An advantage of this study is the large population size with repeated measurements of urinary Na/K after 5 years. Although urinary electrolyte and BP values involve random measurement errors, the use of repeated measurements may have decreased bias. However, there are several limitations in this study. First, we used spot urine samples (obtained at the health check-up program performed as part of the cohort study), which may not always r epresent daily salt intake. Indeed, the estimated daily salt intake in this study population was slightly lower than that estimated by the National Health and Nutrition Survey (9.9 g/day). However, as we used repeated measurements of urinary Na/K that helped to close the estimation of 24-h urine Na/K [25], the slight discrepancy in daily salt intake would not cause a serious bias.

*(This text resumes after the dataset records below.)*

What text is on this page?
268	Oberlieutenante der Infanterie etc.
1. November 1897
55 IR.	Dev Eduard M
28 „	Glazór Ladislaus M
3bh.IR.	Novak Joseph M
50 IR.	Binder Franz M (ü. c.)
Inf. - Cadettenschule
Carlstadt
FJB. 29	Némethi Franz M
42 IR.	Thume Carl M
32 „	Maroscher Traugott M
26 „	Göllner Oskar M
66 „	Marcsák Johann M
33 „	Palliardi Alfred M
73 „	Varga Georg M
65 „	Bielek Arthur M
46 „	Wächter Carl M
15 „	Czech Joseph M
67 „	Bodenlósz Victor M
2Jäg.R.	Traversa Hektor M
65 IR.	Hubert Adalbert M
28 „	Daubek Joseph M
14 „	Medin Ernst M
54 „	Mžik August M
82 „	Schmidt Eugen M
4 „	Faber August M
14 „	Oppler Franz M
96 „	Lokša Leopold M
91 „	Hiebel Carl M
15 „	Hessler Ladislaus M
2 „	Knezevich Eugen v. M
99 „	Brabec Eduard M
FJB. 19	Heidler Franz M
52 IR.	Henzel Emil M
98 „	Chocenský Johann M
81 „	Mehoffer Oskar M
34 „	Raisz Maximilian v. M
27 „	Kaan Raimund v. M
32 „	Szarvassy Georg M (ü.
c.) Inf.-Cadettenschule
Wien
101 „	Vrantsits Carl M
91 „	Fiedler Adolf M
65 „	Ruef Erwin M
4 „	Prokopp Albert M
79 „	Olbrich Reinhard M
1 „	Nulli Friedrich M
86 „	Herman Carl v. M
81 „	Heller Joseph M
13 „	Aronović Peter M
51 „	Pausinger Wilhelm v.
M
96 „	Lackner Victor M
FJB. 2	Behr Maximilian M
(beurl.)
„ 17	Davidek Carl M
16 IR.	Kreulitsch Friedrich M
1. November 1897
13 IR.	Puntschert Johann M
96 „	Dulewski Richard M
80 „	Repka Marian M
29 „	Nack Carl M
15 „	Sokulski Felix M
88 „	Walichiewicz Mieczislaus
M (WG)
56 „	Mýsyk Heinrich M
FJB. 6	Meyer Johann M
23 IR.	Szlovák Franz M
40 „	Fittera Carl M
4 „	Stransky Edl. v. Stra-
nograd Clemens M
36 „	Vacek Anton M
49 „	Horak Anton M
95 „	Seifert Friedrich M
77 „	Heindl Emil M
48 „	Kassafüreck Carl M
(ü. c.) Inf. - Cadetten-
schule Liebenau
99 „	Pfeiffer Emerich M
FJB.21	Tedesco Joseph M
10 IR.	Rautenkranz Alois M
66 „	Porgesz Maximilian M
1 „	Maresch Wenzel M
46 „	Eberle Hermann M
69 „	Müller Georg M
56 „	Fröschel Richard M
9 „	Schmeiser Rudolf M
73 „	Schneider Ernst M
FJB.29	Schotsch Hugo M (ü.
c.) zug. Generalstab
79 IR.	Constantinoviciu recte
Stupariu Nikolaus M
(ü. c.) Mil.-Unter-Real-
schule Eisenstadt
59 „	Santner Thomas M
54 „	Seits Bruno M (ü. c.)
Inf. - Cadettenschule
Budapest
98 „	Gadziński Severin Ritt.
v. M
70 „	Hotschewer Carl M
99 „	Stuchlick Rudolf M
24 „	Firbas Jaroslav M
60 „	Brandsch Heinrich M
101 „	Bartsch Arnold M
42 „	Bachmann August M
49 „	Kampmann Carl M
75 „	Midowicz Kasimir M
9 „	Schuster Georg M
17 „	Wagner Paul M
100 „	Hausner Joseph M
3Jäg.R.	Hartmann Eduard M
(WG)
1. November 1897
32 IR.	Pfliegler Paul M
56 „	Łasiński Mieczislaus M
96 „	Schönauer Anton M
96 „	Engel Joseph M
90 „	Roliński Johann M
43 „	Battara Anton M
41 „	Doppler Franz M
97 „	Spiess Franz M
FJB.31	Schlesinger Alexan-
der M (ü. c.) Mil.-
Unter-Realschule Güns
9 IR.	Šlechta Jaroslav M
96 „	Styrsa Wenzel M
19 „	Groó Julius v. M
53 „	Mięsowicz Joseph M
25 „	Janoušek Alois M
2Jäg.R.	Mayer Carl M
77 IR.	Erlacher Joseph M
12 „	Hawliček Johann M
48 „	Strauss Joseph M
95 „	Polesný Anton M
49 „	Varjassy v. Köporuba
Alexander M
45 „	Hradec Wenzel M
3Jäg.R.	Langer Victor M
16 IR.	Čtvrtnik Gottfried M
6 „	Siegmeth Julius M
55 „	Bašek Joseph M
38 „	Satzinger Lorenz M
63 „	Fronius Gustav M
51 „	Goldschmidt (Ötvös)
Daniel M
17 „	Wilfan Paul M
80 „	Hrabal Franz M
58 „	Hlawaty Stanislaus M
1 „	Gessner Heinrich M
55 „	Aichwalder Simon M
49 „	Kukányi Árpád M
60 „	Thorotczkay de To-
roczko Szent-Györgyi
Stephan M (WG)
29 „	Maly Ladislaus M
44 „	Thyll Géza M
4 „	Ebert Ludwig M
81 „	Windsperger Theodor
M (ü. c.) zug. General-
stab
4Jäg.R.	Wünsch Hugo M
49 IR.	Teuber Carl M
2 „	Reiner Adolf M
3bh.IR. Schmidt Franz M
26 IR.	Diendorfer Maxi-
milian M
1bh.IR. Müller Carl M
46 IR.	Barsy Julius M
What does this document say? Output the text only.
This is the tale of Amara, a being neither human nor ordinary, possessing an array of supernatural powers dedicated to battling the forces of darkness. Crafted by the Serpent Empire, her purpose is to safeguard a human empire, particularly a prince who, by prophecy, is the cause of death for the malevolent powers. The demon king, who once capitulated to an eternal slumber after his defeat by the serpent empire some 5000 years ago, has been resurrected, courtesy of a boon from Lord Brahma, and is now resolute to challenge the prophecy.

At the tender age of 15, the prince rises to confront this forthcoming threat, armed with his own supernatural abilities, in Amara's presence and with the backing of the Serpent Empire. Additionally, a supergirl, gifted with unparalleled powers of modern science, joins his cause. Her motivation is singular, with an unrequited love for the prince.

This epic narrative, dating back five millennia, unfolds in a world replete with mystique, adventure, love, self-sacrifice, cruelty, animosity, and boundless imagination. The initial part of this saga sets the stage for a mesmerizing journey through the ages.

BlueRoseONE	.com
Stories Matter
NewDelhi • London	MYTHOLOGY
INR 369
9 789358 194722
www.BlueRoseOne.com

Second, several samples were obtained under nonfasting conditions, although a previous study reported a diurnal variation in urinary Na/K [26]. We therefore adjusted for fasting time in the analyses to avoid potential bias. Third, our study population was monolithic, comprising only Japanese individuals, for whom the within-country variation in salt intake was small [27]. Additional studies in other populations are warranted to generalize the present findings.

In summary, our study emphasizes the usefulness of urinary Na/K as a risk factor for hypertension, irrespective of excretion levels of Na and K. Age-dependent nutritional approaches, such as salt restriction in older populations and K supplementation in younger populations, may decrease the urinary Na/K and thereby prevent hypertension.